I wasn't physically or emotionally ready to try again until April of 2007. I just couldn't believe I had waited 34 years, found the perfect husband and was in a wonderful marriage and THAT is how my first pregnancy turns out?? I was really afraid to try again. We decided to see an RE right away. I was 34, scared to try again with monitoring, and... had great insurance coverage from a job that I knew I couldn't stand much longer. We did one clomid cycle. BFN. I wanted to do an HSG to be sure my other fallopian tube was ok, but my RE didn't think it was necessary. I listened. We did two injectables + IUI cycles. And in August of 2007, on the 2nd one... BFP!! We were thrilled!!
Alas...it just wasn't meant to be. Again. I started bleeding. Again. I started having pain. Again. The only thing that was different this time was that I had perfectly doubling beta's. So we waited. And sure enough at the ultrasound, there it was again. In my right fallopian tube. This time they rushed me right to surgery instead of trying to let my body pass it on it's own. I begged them to save my only tube. My only chance at ever conceiving again with out IVF. I came out of the surgery to find that they did not take my tube out! I was sobbing with happiness.
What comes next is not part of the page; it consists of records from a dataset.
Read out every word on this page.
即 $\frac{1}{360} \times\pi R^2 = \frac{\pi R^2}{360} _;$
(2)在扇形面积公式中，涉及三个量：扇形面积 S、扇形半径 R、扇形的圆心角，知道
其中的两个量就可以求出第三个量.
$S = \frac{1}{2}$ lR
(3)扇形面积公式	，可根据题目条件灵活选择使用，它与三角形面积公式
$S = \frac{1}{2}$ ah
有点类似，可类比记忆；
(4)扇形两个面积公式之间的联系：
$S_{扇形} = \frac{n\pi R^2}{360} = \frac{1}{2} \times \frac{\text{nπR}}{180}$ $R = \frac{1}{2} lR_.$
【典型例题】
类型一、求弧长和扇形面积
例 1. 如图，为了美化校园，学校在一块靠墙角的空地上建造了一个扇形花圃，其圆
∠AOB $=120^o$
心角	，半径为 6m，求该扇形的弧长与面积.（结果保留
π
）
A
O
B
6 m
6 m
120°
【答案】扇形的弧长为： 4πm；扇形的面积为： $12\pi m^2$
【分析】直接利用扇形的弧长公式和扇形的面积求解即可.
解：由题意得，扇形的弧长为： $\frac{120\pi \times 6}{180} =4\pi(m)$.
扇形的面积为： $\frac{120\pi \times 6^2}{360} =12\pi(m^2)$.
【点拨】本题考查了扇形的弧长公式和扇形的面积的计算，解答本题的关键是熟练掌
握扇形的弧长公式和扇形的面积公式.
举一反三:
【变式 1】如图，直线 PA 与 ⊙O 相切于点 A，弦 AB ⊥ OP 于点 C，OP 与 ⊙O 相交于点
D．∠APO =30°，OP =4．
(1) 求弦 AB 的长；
That was short lived too, as two days later, my beta had not gone to zero. It had almost doubled again. I was rushed back to surgery that day and once and for all.. they took my tube. We were devastated. I was just distraught. I felt like my 'women-hood' was gone along with my second baby in 9 months.
We both thought the only way to heal would be to get back in the saddle again. As soon as my Dr. cleared me, we jumped right into our first IVF. The whole cycle was just kind of a mess although, we did end up with two perfect 5 day blasts. We transferred two. Once again... heartbreak. This time it was a chemical pregnancy. I really went into a fog after this. I was now convinced I would never have a child of my own and feverishly began researching adoption. It was the only salvation I had. The only sure thing I knew of. I was done with this roller coaster. In one year I had managed to lose 3 pregnancies and my ability to conceive with out major medical intervention. However.. my optimistic husband wanted to try one more time before we adopted. I did it for him.
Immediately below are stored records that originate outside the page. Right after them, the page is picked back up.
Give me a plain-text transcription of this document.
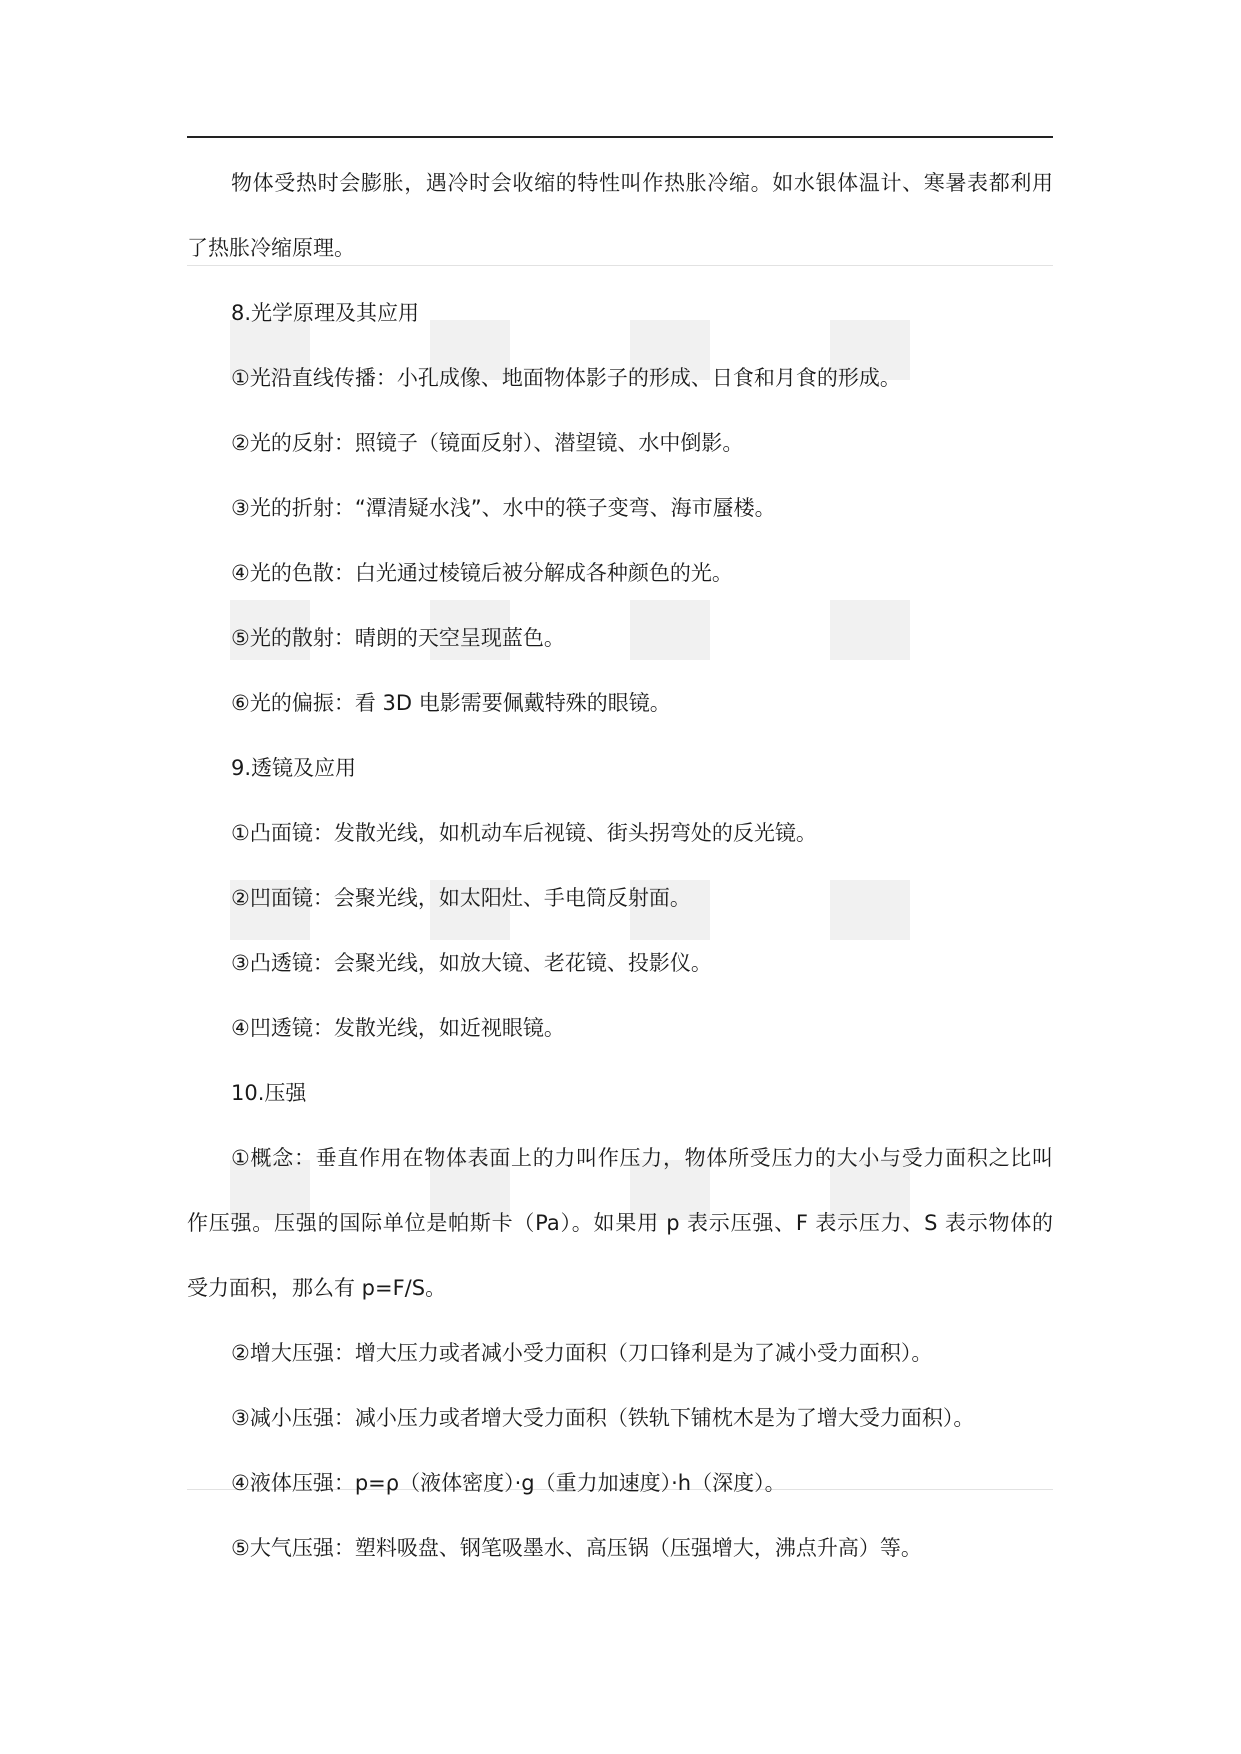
物体受热时会膨胀，遇冷时会收缩的特性叫作热胀冷缩。如水银体温计、寒暑表都利用
了热胀冷缩原理。
8.光学原理及其应用
①光沿直线传播：小孔成像、地面物体影子的形成、日食和月食的形成。
②光的反射：照镜子（镜面反射）、潜望镜、水中倒影。
③光的折射：“潭清疑水浅”、水中的筷子变弯、海市蜃楼。
④光的色散：白光通过棱镜后被分解成各种颜色的光。
⑤光的散射：晴朗的天空呈现蓝色。
⑥光的偏振：看 3D 电影需要佩戴特殊的眼镜。
9.透镜及应用
①凸面镜：发散光线，如机动车后视镜、街头拐弯处的反光镜。
②凹面镜：会聚光线，如太阳灶、手电筒反射面。
③凸透镜：会聚光线，如放大镜、老花镜、投影仪。
④凹透镜：发散光线，如近视眼镜。
10.压强
①概念：垂直作用在物体表面上的力叫作压力，物体所受压力的大小与受力面积之比叫
作压强。压强的国际单位是帕斯卡（Pa）。如果用 p 表示压强、F 表示压力、S 表示物体的
受力面积，那么有 p=F/S。
②增大压强：增大压力或者减小受力面积（刀口锋利是为了减小受力面积）。
③减小压强：减小压力或者增大受力面积（铁轨下铺枕木是为了增大受力面积）。
④液体压强：p=ρ（液体密度）·g（重力加速度）·h（深度）。
⑤大气压强：塑料吸盘、钢笔吸墨水、高压锅（压强增大，沸点升高）等。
The whole cycle was... different. I was detached. I didn't believe. I didn't care. I forgot to take my shots, took them whenever I remembered. I just couldn't count on this working for my happiness. Imagine my shock when those two lines unmistakably appeared on Easter Sunday 2008. I thought.. oh boy.. here we go again.
The beta's were good. Not great, but they did double. I was convinced there was one baby in there based on the numbers. Sure, we had transferred 3 blasts this time, but we had already failed with two. I was hoping to just get one to stick. We were both shocked to learn at our 7 week ultrasound that two of the embryo's had in fact, stuck around! And then... there was a 2nd heartbeat in the first sack. Triplets.
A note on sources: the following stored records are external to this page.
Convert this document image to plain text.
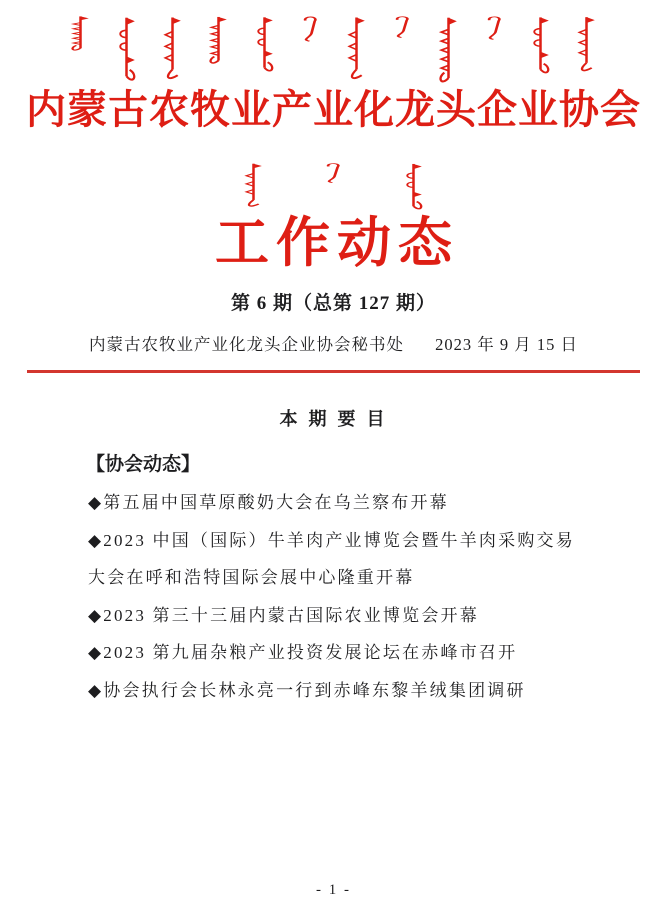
内蒙古农牧业产业化龙头企业协会
工作动态
第 6 期（总第 127 期）
内蒙古农牧业产业化龙头企业协会秘书处 2023 年 9 月 15 日
本 期 要 目
【协会动态】
◆第五届中国草原酸奶大会在乌兰察布开幕
◆2023 中国（国际）牛羊肉产业博览会暨牛羊肉采购交易大会在呼和浩特国际会展中心隆重开幕
◆2023 第三十三届内蒙古国际农业博览会开幕
◆2023 第九届杂粮产业投资发展论坛在赤峰市召开
◆协会执行会长林永亮一行到赤峰东黎羊绒集团调研
- 1 -
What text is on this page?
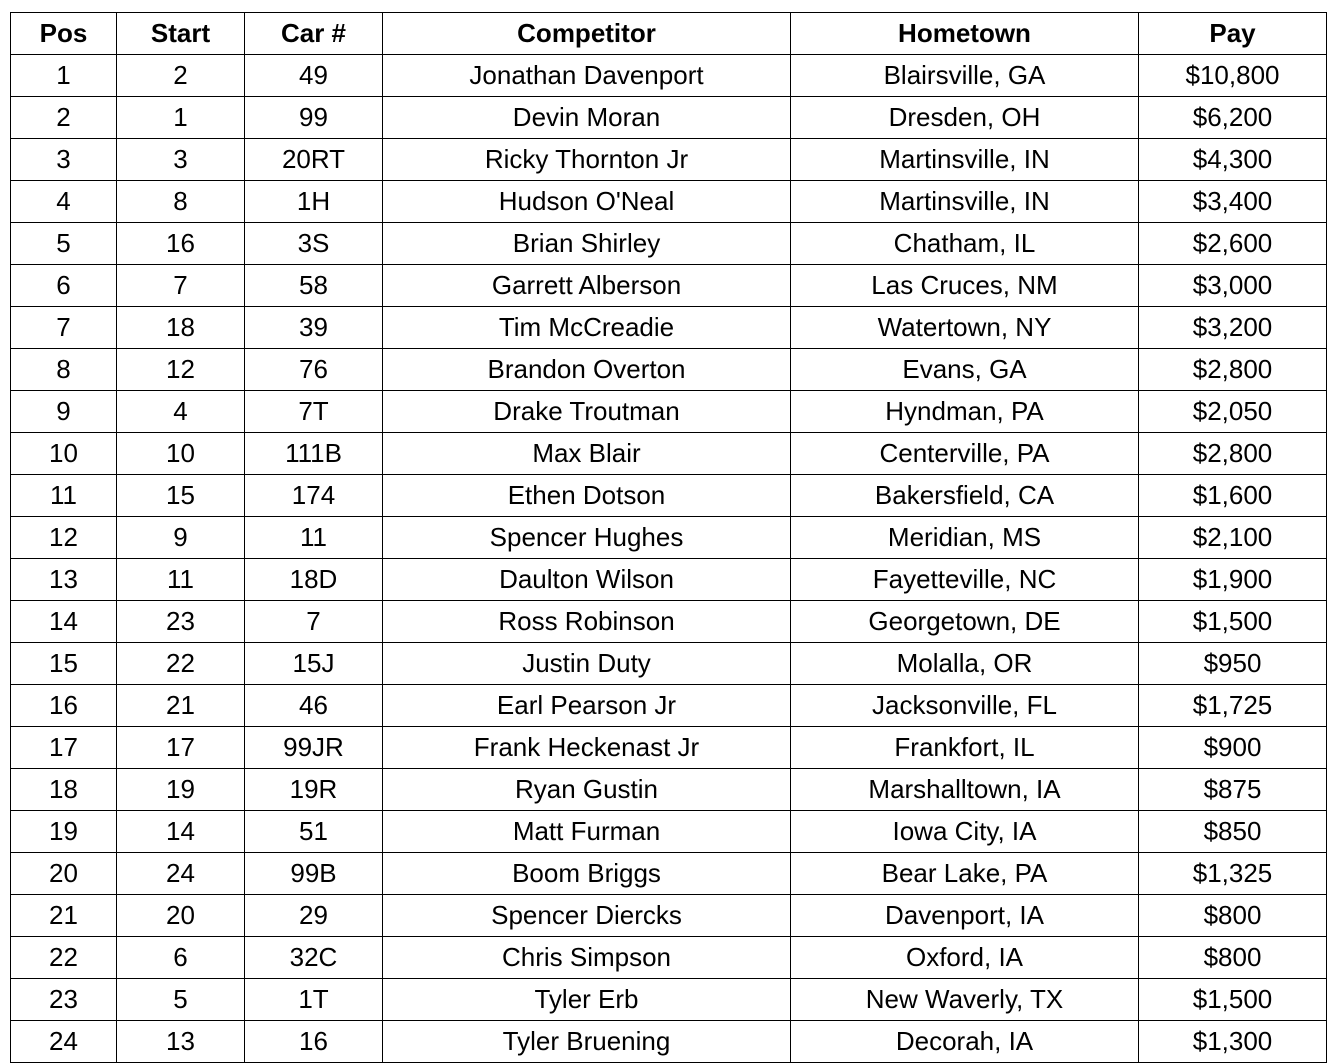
Pos	Start	Car #	Competitor	Hometown	Pay
1	2	49	Jonathan Davenport	Blairsville, GA	$10,800
2	1	99	Devin Moran	Dresden, OH	$6,200
3	3	20RT	Ricky Thornton Jr	Martinsville, IN	$4,300
4	8	1H	Hudson O'Neal	Martinsville, IN	$3,400
5	16	3S	Brian Shirley	Chatham, IL	$2,600
6	7	58	Garrett Alberson	Las Cruces, NM	$3,000
7	18	39	Tim McCreadie	Watertown, NY	$3,200
8	12	76	Brandon Overton	Evans, GA	$2,800
9	4	7T	Drake Troutman	Hyndman, PA	$2,050
10	10	111B	Max Blair	Centerville, PA	$2,800
11	15	174	Ethen Dotson	Bakersfield, CA	$1,600
12	9	11	Spencer Hughes	Meridian, MS	$2,100
13	11	18D	Daulton Wilson	Fayetteville, NC	$1,900
14	23	7	Ross Robinson	Georgetown, DE	$1,500
15	22	15J	Justin Duty	Molalla, OR	$950
16	21	46	Earl Pearson Jr	Jacksonville, FL	$1,725
17	17	99JR	Frank Heckenast Jr	Frankfort, IL	$900
18	19	19R	Ryan Gustin	Marshalltown, IA	$875
19	14	51	Matt Furman	Iowa City, IA	$850
20	24	99B	Boom Briggs	Bear Lake, PA	$1,325
21	20	29	Spencer Diercks	Davenport, IA	$800
22	6	32C	Chris Simpson	Oxford, IA	$800
23	5	1T	Tyler Erb	New Waverly, TX	$1,500
24	13	16	Tyler Bruening	Decorah, IA	$1,300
That was over 4 months ago now and I am just turning the corner to being 26 weeks pregnant. I still can't call this a success until I have 3 healthy babies in my arms. I am still to afraid and nervous that something will go wrong like the other 3 times. I've had people say to me.. it's as it should be. You're getting all 3 of your babies back now. I like to agree. It will be tough, but for whatever reason, we were chosen for this and we feel like the most blessed people on earth.